By Kurtis Schaeffer (University of Virginia, 2009)
Secret Mantra is the second of the Kangyur's two main divisions, and contains the esoteric scriptures, or tantras (D.362-D.852). The main part of the tantra section (D.362-D.833) comprises twenty volumes, though the Degé edition of the Kangyur contains an additional three-volume section labeled Ancient Tantras (རྙིང་རྒྱུད་, rnying rgyud, D.834-D.852).
The tantra section proper is organized first by the hierarchical scheme of topical classification commonly known as the Four Classes of Tantra (རྒྱུད་སྡེ་བཞི་, rgyud sde bzhi), which was formalized for the Tibetan tradition by Butön Rinchendrup (བུ་སྟོན་རིན་ཆེན་གྲུབ་, bu ston rin chen grub, 1290-1364). The Degé Kangyur orders these four classes from highest to lowest, beginning with Highest Yoga Tantra (བླ་མེད་རྣལ་འབྱོར་རྒྱུད་, bla med rnal ’byor rgyud, anuttarayogatantra) in seven volumes (D.362-D.480). This is followed by Yoga Tantra (རྣལ་འབྱོར་རྒྱུད་, rnal ’byor rgyud, yogatantra) in two-and-a-half-volumes (D.481-D.495), Performance Tantra (སྤྱོད་རྒྱུད་, spyod rgyud, caryātantra) in one volume (D.496-D.503), and finally Action Tantra (བྱ་རྒྱུད་, bya rgyud, kriyātantra) in ten volumes (D.504-D.814).
The most prominent tantras in the Tibetan tradition begin each of these sections, such as the Recital of the Names of Manjushri (འཇམ་དཔལ་མཚན་བརྗོད་, ’jam dpal mtshan brjod, mañjuśrīnāmasaṁgīti, D.362, beginning the Highest Yoga class), the Compendium of Principles (དེ་ཁོ་ན་ཉིད་བསྡུས་པ་, de kho na nyid bsdus pa, tattvasaṁgraha, D.481, beginning the Yoga class), the Enlightenment of Mahāvairocana (རྣམ་སྣང་མངོན་བྱང་, rnam snang mngon byang, mahāvairocanābhisambodhi, D.496, beginning the Performance class), and the Three Commitments (དམ་ཚིག་གསུམ་བཀོད་, dam tshig gsum bkod, trisamayavyūha, D.504, beginning the Action class). The major tantras and then ancillary works follow in each section. Note that some of the works in the Tantra section (for example, most of D.693-D.810) are not strictly tantras, but rather dhāraṇīs, or ritual spells, which may be classed in the tantra or sūtra sections.
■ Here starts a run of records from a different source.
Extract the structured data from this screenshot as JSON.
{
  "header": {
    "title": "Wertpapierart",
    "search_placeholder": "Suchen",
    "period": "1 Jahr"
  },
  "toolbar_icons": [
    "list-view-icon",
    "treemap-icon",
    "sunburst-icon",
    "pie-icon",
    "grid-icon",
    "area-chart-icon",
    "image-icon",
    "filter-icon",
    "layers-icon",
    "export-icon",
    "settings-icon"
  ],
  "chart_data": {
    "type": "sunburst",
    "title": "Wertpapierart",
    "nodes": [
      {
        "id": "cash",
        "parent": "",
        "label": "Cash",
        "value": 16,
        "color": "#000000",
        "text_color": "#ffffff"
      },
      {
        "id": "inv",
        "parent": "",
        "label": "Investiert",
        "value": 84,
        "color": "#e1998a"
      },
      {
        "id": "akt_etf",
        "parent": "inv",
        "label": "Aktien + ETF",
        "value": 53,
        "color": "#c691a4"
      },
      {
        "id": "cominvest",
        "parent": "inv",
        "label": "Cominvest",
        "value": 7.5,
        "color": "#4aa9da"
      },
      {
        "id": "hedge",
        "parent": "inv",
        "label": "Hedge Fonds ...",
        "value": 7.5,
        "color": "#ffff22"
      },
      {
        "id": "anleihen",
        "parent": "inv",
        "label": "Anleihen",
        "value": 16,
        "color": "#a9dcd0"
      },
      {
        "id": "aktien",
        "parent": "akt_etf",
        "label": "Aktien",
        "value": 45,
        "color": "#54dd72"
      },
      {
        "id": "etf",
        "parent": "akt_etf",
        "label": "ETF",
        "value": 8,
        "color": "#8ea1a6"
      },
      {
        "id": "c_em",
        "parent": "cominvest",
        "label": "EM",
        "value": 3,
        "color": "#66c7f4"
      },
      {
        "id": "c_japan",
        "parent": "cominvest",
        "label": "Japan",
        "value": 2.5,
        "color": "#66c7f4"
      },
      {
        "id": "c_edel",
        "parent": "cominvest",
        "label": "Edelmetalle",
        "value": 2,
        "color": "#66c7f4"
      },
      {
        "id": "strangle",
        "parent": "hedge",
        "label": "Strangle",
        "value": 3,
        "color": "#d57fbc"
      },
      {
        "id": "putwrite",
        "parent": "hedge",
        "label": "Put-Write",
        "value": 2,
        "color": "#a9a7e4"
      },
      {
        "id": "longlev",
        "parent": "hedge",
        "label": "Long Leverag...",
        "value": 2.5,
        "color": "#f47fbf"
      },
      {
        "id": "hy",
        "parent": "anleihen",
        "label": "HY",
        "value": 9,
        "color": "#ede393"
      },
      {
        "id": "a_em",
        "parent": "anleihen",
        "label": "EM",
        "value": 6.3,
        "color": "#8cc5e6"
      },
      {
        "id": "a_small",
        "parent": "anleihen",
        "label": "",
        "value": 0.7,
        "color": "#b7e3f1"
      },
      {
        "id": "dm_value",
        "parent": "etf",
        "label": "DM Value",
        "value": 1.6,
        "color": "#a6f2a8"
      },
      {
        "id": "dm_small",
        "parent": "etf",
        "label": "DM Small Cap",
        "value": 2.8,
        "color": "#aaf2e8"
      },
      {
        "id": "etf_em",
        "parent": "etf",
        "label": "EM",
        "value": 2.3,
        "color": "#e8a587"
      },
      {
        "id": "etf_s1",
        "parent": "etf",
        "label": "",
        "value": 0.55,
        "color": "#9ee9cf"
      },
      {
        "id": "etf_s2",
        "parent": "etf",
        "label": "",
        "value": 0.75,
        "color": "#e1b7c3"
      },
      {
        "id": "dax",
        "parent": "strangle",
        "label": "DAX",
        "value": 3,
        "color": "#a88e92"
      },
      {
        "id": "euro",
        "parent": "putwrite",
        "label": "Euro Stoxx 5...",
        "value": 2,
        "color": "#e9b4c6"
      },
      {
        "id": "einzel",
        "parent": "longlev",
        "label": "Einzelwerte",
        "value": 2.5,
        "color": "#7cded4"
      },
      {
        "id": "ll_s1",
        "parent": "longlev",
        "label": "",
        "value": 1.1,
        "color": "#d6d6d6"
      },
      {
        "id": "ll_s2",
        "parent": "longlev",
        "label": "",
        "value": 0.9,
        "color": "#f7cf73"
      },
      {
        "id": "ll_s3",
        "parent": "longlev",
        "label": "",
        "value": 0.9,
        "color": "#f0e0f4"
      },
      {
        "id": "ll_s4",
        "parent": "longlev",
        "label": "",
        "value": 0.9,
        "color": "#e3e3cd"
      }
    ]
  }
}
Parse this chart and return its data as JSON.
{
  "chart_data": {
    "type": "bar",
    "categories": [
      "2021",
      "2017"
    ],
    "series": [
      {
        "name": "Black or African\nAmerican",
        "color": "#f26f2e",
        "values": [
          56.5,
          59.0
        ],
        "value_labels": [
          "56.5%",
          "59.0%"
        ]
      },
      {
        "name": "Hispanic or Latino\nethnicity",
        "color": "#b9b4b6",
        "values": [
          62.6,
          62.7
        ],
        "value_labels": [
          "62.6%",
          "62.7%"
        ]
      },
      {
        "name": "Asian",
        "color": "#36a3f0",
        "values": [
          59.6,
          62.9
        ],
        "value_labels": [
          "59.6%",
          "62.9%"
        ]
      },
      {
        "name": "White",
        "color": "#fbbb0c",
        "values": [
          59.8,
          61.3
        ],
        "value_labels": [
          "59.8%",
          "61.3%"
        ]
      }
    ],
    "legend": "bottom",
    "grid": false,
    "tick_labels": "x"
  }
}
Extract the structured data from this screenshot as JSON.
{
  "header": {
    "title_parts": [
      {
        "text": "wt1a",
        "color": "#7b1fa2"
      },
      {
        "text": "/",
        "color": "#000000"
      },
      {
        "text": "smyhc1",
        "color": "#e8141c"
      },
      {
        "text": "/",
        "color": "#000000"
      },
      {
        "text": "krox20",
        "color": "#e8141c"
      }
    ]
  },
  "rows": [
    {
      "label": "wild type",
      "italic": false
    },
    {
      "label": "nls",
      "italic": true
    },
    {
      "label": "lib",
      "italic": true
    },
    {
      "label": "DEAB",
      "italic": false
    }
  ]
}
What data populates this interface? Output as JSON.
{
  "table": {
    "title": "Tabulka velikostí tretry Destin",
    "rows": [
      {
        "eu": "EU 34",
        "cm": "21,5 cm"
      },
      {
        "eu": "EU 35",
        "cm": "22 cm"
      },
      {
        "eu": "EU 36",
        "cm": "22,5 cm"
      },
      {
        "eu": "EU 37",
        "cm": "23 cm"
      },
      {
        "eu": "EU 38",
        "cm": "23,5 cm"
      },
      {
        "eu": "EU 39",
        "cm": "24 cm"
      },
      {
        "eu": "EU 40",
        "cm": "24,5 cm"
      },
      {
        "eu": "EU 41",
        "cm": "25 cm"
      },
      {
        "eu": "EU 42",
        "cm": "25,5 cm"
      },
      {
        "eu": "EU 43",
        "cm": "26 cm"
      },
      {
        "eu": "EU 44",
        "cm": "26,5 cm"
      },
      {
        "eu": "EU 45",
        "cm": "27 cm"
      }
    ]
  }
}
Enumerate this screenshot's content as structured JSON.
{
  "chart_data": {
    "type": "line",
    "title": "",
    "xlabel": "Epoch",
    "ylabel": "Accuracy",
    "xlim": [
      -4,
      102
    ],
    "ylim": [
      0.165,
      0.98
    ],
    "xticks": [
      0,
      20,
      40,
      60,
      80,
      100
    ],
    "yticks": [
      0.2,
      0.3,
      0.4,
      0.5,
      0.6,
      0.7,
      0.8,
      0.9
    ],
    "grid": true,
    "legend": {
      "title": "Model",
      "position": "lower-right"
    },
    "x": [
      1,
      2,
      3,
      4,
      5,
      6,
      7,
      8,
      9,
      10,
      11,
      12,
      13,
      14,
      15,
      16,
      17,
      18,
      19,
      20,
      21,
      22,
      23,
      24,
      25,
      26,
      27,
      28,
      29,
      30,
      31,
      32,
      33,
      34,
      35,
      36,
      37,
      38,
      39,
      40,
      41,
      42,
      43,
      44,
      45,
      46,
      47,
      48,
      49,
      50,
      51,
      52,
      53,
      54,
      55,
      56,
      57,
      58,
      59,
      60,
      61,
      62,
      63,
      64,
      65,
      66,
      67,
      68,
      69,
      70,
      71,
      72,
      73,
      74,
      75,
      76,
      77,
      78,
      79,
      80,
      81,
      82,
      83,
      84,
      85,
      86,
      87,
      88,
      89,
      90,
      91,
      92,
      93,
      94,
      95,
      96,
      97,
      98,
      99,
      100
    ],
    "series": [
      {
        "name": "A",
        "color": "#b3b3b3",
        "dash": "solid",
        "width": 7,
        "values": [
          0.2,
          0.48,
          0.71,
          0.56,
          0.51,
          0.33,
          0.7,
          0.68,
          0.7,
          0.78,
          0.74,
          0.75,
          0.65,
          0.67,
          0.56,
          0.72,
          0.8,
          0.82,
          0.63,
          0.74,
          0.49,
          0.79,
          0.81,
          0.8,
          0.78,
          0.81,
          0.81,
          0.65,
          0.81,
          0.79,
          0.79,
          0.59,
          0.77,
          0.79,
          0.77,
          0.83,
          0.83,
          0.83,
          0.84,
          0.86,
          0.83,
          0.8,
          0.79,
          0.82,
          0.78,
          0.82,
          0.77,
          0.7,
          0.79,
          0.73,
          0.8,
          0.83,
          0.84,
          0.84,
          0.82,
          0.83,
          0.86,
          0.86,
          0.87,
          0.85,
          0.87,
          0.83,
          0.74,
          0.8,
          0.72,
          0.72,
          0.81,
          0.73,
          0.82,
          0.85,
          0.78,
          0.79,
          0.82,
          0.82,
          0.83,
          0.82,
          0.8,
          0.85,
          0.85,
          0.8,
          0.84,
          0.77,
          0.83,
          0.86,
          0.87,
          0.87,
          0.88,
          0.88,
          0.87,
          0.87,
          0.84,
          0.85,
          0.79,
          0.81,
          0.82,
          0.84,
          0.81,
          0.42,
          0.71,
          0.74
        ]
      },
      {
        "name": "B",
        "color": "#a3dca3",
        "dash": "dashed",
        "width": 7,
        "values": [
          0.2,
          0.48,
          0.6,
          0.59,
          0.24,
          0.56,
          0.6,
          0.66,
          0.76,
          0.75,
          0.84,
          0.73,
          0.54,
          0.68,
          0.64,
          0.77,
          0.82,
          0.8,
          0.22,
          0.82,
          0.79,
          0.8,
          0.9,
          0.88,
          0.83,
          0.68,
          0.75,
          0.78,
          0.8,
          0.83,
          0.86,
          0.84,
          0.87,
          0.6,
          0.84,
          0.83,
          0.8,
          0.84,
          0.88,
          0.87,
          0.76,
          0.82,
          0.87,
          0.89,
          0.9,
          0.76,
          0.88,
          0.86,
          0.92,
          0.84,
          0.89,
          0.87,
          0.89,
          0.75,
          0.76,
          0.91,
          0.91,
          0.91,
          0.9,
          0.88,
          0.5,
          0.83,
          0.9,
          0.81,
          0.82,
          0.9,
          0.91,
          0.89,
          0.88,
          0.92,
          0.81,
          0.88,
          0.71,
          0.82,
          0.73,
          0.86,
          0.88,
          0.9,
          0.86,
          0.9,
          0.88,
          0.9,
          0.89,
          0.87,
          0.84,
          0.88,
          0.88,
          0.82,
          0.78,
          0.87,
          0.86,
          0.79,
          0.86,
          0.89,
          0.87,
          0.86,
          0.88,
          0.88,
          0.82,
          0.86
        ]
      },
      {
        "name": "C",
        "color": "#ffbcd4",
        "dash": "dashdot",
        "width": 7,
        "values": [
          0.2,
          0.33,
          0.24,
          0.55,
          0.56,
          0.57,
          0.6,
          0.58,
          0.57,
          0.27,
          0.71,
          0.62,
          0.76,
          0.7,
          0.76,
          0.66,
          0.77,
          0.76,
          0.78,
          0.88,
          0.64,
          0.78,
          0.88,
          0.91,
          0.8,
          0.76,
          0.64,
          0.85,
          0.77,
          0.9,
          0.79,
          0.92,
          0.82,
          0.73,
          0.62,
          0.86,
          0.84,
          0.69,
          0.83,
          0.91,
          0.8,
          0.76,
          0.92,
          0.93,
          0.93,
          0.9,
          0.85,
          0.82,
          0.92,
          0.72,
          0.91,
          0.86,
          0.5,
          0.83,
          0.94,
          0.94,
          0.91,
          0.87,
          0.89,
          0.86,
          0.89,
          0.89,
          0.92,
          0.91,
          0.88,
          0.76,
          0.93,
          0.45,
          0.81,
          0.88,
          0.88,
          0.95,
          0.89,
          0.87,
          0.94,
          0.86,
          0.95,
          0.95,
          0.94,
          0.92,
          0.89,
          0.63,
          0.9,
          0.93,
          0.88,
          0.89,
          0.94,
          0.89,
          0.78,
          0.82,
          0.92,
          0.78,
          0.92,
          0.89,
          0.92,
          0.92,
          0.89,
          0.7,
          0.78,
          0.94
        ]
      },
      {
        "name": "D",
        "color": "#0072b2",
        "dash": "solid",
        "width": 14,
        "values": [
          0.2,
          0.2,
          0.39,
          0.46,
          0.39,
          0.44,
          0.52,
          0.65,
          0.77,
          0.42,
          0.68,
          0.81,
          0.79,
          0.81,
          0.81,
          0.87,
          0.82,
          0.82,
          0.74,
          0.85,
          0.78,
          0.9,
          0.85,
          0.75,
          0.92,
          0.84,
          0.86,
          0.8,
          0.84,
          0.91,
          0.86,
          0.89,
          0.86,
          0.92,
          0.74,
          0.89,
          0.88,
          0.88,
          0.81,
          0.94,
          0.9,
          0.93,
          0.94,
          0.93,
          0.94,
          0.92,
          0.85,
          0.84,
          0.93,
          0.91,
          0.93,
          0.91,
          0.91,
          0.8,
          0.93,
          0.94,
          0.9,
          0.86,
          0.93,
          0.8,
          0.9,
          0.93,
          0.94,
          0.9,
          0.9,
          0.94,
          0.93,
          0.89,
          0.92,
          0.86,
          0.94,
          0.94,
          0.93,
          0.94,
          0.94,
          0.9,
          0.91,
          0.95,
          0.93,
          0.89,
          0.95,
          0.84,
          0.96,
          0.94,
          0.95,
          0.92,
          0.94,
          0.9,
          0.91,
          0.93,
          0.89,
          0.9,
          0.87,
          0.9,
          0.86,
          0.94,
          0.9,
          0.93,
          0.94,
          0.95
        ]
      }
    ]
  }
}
The main Tantra section concludes with with a short collection of dedications, aspirational prayers, and good-luck prayers (D.815-D.833). These works, however, are followed by three related sections that might well be considered an extension of the Tantra collection, namely the Ancient Tantras (རྙིང་མའི་རྒྱུད་, rnying ma’i rgyud, D.834-D.852), the Collected Spells གཟུངས་འདུས་, gzungs ’dus, D.854-D.1118), and the Stainless Light commentary on the Wheel of Time Tantra (D.853). The Ancient Tantra section is not included in Situ Panchen's catalog, though the latter two sections are. Here in the THL Catalog, we have placed the Ancent Tantras in the main Tantra section. However, we have given the Collected Spells and the Wheel of Time Commentary their own independent sections, as Situ’s catalog separates them from from the Tantra section, treating them something like appendices.